Глубочайшее недоумение — вот что сразило Эзеулу. Хотя смерть Обики была для него страшным ударом, он бы перенес его. Мужчина способен выдержать и не такие удары; это и делает мужчину мужчиной. Говорят, мужчина подобен жертвенному барану на похоронах, который должен принять все обрушиваемые на него удары без единого звука; только пробегающая по его телу дрожь боли выдает его безмолвное страдание.

В любое другое время Эзеулу, конечно, справился бы со своим горем. Он справился бы с любым горем, к которому не примешивалось бы унижение. За что, спрашивал он себя снова и снова, за что Улу так обошелся с ним — свалил одним ударом наземь и смешал с грязью? В чем он провинился? Разве не угадал он волю бога, разве не был послушным ее исполнителем? Слыхано ли, чтобы мать клала в руку собственному ребенку кусок горячего ямса, желая обжечь ему пальцы? Какой мужчина отправит сына с глиняным черепком за огоньком к соседу, чтобы наслать потом на него дождь? Бывало ли когда-нибудь, чтобы отец отправил сына за орехами на пальму, а затем взял топор и срубил ее? Однако сегодня такое случилось на глазах у всех. О чем это может говорить, как не о гибели и разрушении всех устоев? Тогда бог, поняв, что он бессилен, мог обратиться в бегство и, оглянувшись напоследок на своих покидаемых поклонников, воскликнуть: «Если крыса не может бежать, пусть пропустит вперед черепаху!»

Быть может, биение этих неотвязных бесплодных мыслей, подобное стуку крови в висках, и помрачило в конце концов рассудок Эзеулу. А может быть, тот, кто безжалостно повергнул его в прах, постоял немного над ним, а затем наступил на него и раздавил, как насекомое. Но эта последняя жестокость обернулась актом милосердия. Благодаря этому Эзеулу доживал свой век в надменном величии умалишенного верховного жреца и в блаженном неведении об окончательном исходе дела.

Тем временем Уинтерботтом, ездивший для поправки здоровья в отпуск в Англию, вернулся на свой пост и в конце концов женился на докторше. Он никогда больше не слыхал об Эзеулу. Единственным человеком, который мог бы занести молву о старом жреце к нему на Правительственную горку, был его слуга Джон Нводика. Но Джон давно уже оставил службу у Уинтерботтома и открыл табачную лавочку. Похоже, что боги и высшие силы, участвовавшие в этой истории, воспользовались Уинтерботтомом, который подвернулся им под руку, и потом в целости и сохранности возвратили его на прежнее место.
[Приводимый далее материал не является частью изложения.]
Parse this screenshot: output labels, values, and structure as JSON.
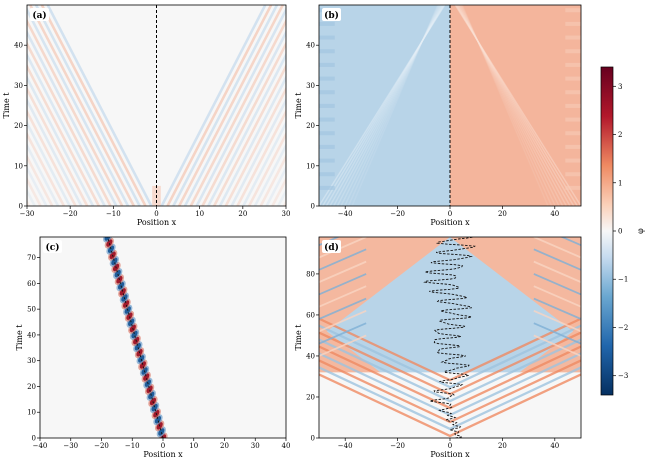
{
  "chart_data": [
    {
      "type": "heatmap",
      "panel_label": "(a)",
      "xlabel": "Position x",
      "ylabel": "Time t",
      "xlim": [
        -30,
        30
      ],
      "ylim": [
        0,
        50
      ],
      "xticks": [
        -30,
        -20,
        -10,
        0,
        10,
        20,
        30
      ],
      "yticks": [
        0,
        10,
        20,
        30,
        40
      ],
      "dashed_vline_x": 0,
      "pattern": "faint V-shaped radiation wave fronts emanating from x=0, t=0"
    },
    {
      "type": "heatmap",
      "panel_label": "(b)",
      "xlabel": "Position x",
      "ylabel": "Time t",
      "xlim": [
        -50,
        50
      ],
      "ylim": [
        0,
        50
      ],
      "xticks": [
        -40,
        -20,
        0,
        20,
        40
      ],
      "yticks": [
        0,
        10,
        20,
        30,
        40
      ],
      "dashed_vline_x": 0,
      "pattern": "phi approx -1 for x<0 and approx +1 for x>0 with oblique ripples"
    },
    {
      "type": "heatmap",
      "panel_label": "(c)",
      "xlabel": "Position x",
      "ylabel": "Time t",
      "xlim": [
        -40,
        40
      ],
      "ylim": [
        0,
        78
      ],
      "xticks": [
        -40,
        -30,
        -20,
        -10,
        0,
        10,
        20,
        30,
        40
      ],
      "yticks": [
        0,
        10,
        20,
        30,
        40,
        50,
        60,
        70
      ],
      "pattern": "oscillating localized lump drifting from x=0 at t=0 to x=-18 at t=78",
      "trajectory": {
        "t": [
          0,
          78
        ],
        "x": [
          0,
          -18
        ]
      }
    },
    {
      "type": "heatmap",
      "panel_label": "(d)",
      "xlabel": "Position x",
      "ylabel": "Time t",
      "xlim": [
        -50,
        50
      ],
      "ylim": [
        0,
        98
      ],
      "xticks": [
        -40,
        -20,
        0,
        20,
        40
      ],
      "yticks": [
        0,
        20,
        40,
        60,
        80
      ],
      "pattern": "diamond region of phi approx -1 bounded by positive stripes, wandering dashed trajectory near x=0"
    }
  ],
  "colorbar": {
    "label": "φ",
    "min": -3.4,
    "max": 3.4,
    "ticks": [
      -3,
      -2,
      -1,
      0,
      1,
      2,
      3
    ],
    "tick_labels": [
      "−3",
      "−2",
      "−1",
      "0",
      "1",
      "2",
      "3"
    ],
    "colormap": "RdBu_r"
  },
  "colors": {
    "neg_light": "#b8d4e8",
    "pos_light": "#f4b59c",
    "neg_dark": "#1f5c99",
    "pos_dark": "#a11a2b",
    "neutral": "#f7f7f7"
  }
}
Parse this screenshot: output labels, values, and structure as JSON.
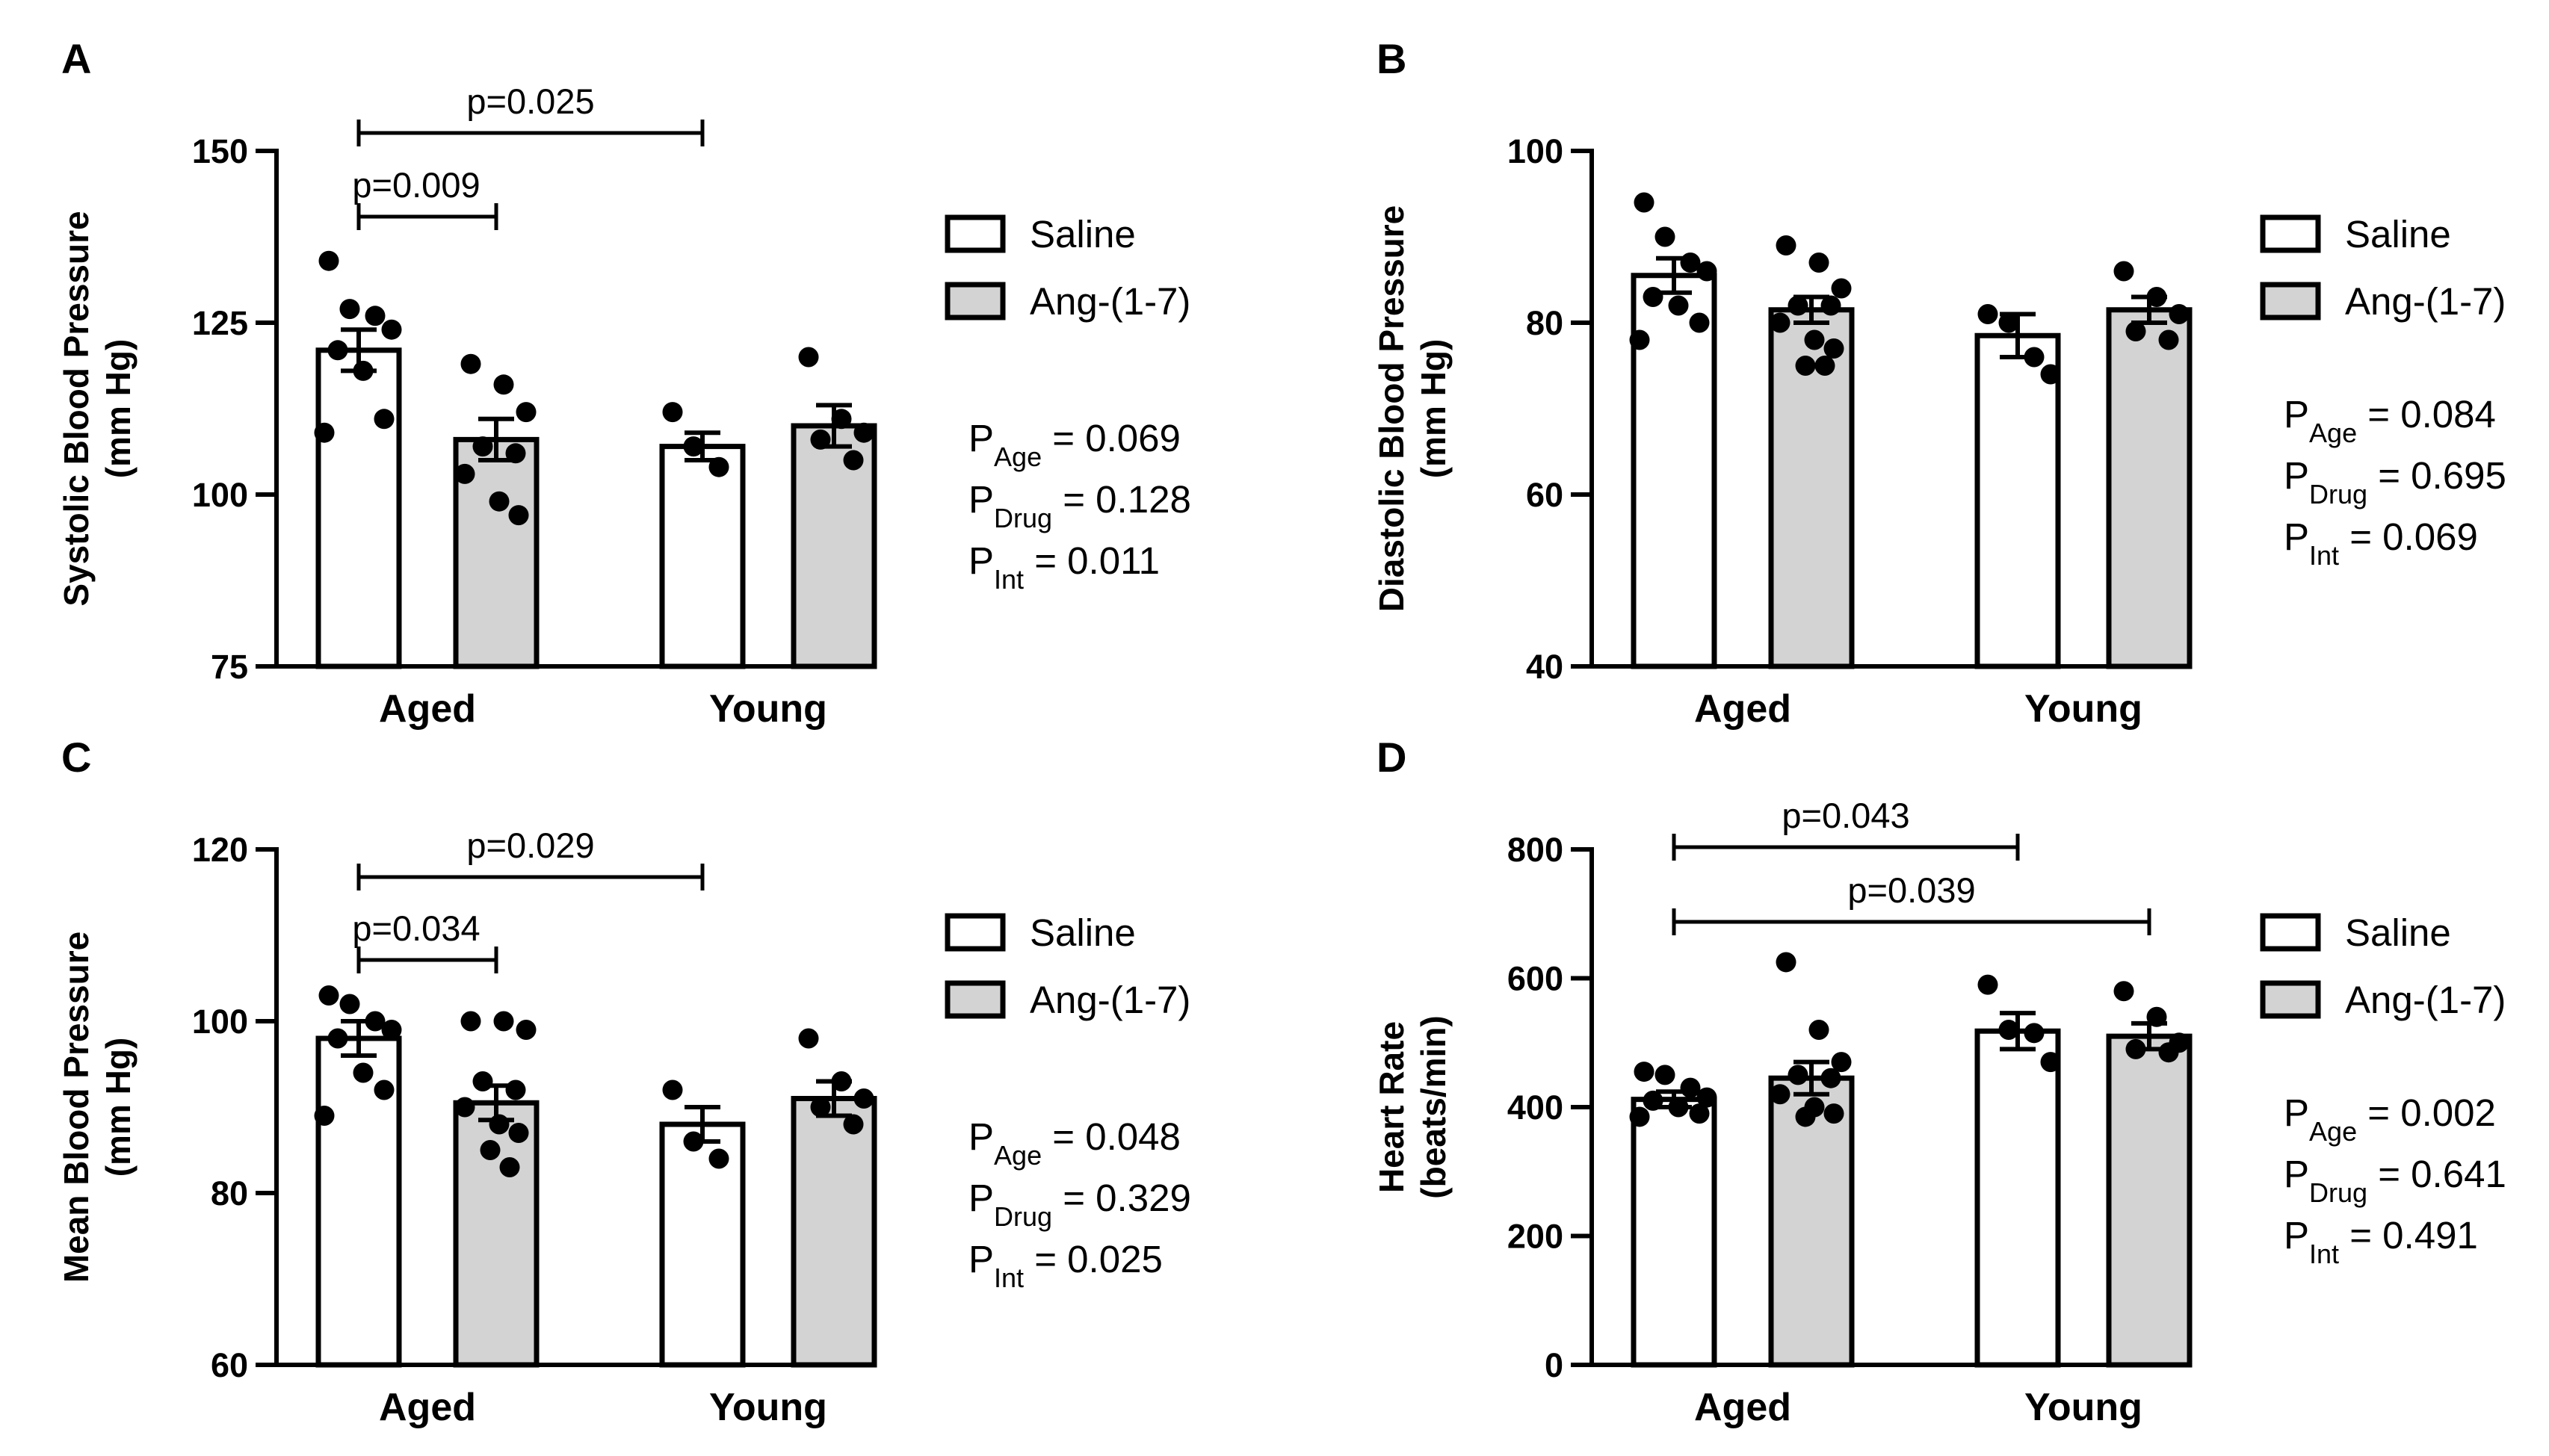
{
  "colors": {
    "saline": "#ffffff",
    "ang": "#d3d3d3",
    "ink": "#000000"
  },
  "chart_data": [
    {
      "type": "bar",
      "panel": "A",
      "ylabel_line1": "Systolic Blood Pressure",
      "ylabel_line2": "(mm Hg)",
      "ylim": [
        75,
        150
      ],
      "yticks": [
        75,
        100,
        125,
        150
      ],
      "categories": [
        "Aged",
        "Young"
      ],
      "series": [
        {
          "name": "Saline",
          "values": [
            121,
            107
          ],
          "sem": [
            3,
            2
          ],
          "points": [
            [
              134,
              127,
              126,
              124,
              121,
              118,
              111,
              109
            ],
            [
              112,
              107,
              104
            ]
          ]
        },
        {
          "name": "Ang-(1-7)",
          "values": [
            108,
            110
          ],
          "sem": [
            3,
            3
          ],
          "points": [
            [
              119,
              116,
              112,
              107,
              106,
              103,
              99,
              97
            ],
            [
              120,
              111,
              109,
              108,
              105
            ]
          ]
        }
      ],
      "legend": [
        "Saline",
        "Ang-(1-7)"
      ],
      "stats": [
        {
          "main": "P",
          "sub": "Age",
          "rest": " = 0.069"
        },
        {
          "main": "P",
          "sub": "Drug",
          "rest": " = 0.128"
        },
        {
          "main": "P",
          "sub": "Int",
          "rest": " = 0.011"
        }
      ],
      "comparisons": [
        {
          "label": "p=0.009",
          "from": "Aged Saline",
          "to": "Aged Ang-(1-7)"
        },
        {
          "label": "p=0.025",
          "from": "Aged Saline",
          "to": "Young Saline"
        }
      ]
    },
    {
      "type": "bar",
      "panel": "B",
      "ylabel_line1": "Diastolic Blood Pressure",
      "ylabel_line2": "(mm Hg)",
      "ylim": [
        40,
        100
      ],
      "yticks": [
        40,
        60,
        80,
        100
      ],
      "categories": [
        "Aged",
        "Young"
      ],
      "series": [
        {
          "name": "Saline",
          "values": [
            85.5,
            78.5
          ],
          "sem": [
            2,
            2.5
          ],
          "points": [
            [
              94,
              90,
              87,
              86,
              83,
              82,
              80,
              78
            ],
            [
              81,
              80,
              76,
              74
            ]
          ]
        },
        {
          "name": "Ang-(1-7)",
          "values": [
            81.5,
            81.5
          ],
          "sem": [
            1.5,
            1.5
          ],
          "points": [
            [
              89,
              87,
              84,
              82,
              82,
              80,
              78,
              77,
              75,
              75
            ],
            [
              86,
              83,
              81,
              79,
              78
            ]
          ]
        }
      ],
      "legend": [
        "Saline",
        "Ang-(1-7)"
      ],
      "stats": [
        {
          "main": "P",
          "sub": "Age",
          "rest": " = 0.084"
        },
        {
          "main": "P",
          "sub": "Drug",
          "rest": " = 0.695"
        },
        {
          "main": "P",
          "sub": "Int",
          "rest": " = 0.069"
        }
      ],
      "comparisons": []
    },
    {
      "type": "bar",
      "panel": "C",
      "ylabel_line1": "Mean Blood Pressure",
      "ylabel_line2": "(mm Hg)",
      "ylim": [
        60,
        120
      ],
      "yticks": [
        60,
        80,
        100,
        120
      ],
      "categories": [
        "Aged",
        "Young"
      ],
      "series": [
        {
          "name": "Saline",
          "values": [
            98,
            88
          ],
          "sem": [
            2,
            2
          ],
          "points": [
            [
              103,
              102,
              100,
              99,
              98,
              94,
              92,
              89
            ],
            [
              92,
              86,
              84
            ]
          ]
        },
        {
          "name": "Ang-(1-7)",
          "values": [
            90.5,
            91
          ],
          "sem": [
            2,
            2
          ],
          "points": [
            [
              100,
              100,
              99,
              93,
              92,
              90,
              88,
              87,
              85,
              83
            ],
            [
              98,
              93,
              91,
              90,
              88
            ]
          ]
        }
      ],
      "legend": [
        "Saline",
        "Ang-(1-7)"
      ],
      "stats": [
        {
          "main": "P",
          "sub": "Age",
          "rest": " = 0.048"
        },
        {
          "main": "P",
          "sub": "Drug",
          "rest": " = 0.329"
        },
        {
          "main": "P",
          "sub": "Int",
          "rest": " = 0.025"
        }
      ],
      "comparisons": [
        {
          "label": "p=0.034",
          "from": "Aged Saline",
          "to": "Aged Ang-(1-7)"
        },
        {
          "label": "p=0.029",
          "from": "Aged Saline",
          "to": "Young Saline"
        }
      ]
    },
    {
      "type": "bar",
      "panel": "D",
      "ylabel_line1": "Heart Rate",
      "ylabel_line2": "(beats/min)",
      "ylim": [
        0,
        800
      ],
      "yticks": [
        0,
        200,
        400,
        600,
        800
      ],
      "categories": [
        "Aged",
        "Young"
      ],
      "series": [
        {
          "name": "Saline",
          "values": [
            412,
            518
          ],
          "sem": [
            12,
            28
          ],
          "points": [
            [
              455,
              450,
              430,
              415,
              410,
              400,
              390,
              385
            ],
            [
              590,
              520,
              515,
              470
            ]
          ]
        },
        {
          "name": "Ang-(1-7)",
          "values": [
            445,
            510
          ],
          "sem": [
            25,
            20
          ],
          "points": [
            [
              625,
              520,
              470,
              450,
              445,
              420,
              400,
              390,
              385
            ],
            [
              580,
              540,
              500,
              490,
              485
            ]
          ]
        }
      ],
      "legend": [
        "Saline",
        "Ang-(1-7)"
      ],
      "stats": [
        {
          "main": "P",
          "sub": "Age",
          "rest": " = 0.002"
        },
        {
          "main": "P",
          "sub": "Drug",
          "rest": " = 0.641"
        },
        {
          "main": "P",
          "sub": "Int",
          "rest": " = 0.491"
        }
      ],
      "comparisons": [
        {
          "label": "p=0.043",
          "from": "Aged Saline",
          "to": "Young Saline"
        },
        {
          "label": "p=0.039",
          "from": "Aged Saline",
          "to": "Young Ang-(1-7)"
        }
      ]
    }
  ]
}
Таким образом, свидетелями окончательного исхода дела стали только умуарцы и их предводители. Для них вопрос был ясен. Бог принял их сторону в споре с его упрямым и честолюбивым жрецом и тем самым подтвердил мудрость предков, гласящую, что ни один человек, как бы велик он ни был, не может стать выше своего народа, что ни один человек не может победить в споре со своим племенем.

Если это было действительно так, то Улу выбрал опасное время для такого подтверждения. Погубив своего жреца, он накликал беду и на самого себя, подобно той ящерице из басни, которая расстроила похороны собственной матери. Ибо бог, выбравший подобное время для того, чтобы погубить своего жреца или отдать его на растерзание врагам, поощряет людей к вольностям, а Умуаро было уже готово позволить себе вольности. На христианский праздник урожая, состоявшийся через несколько дней после смерти Обики, пришло столько народу, что Гудкантри не мог даже об этом и мечтать. В своем бедственном положении многие и многие умуарцы посылали сыновей возложить клубень-другой ямса на алтарь новой веры и принести домой обещанное освобождение от кары. С тех пор весь урожай ямса с полей такого умуарца собирали от имени Сына.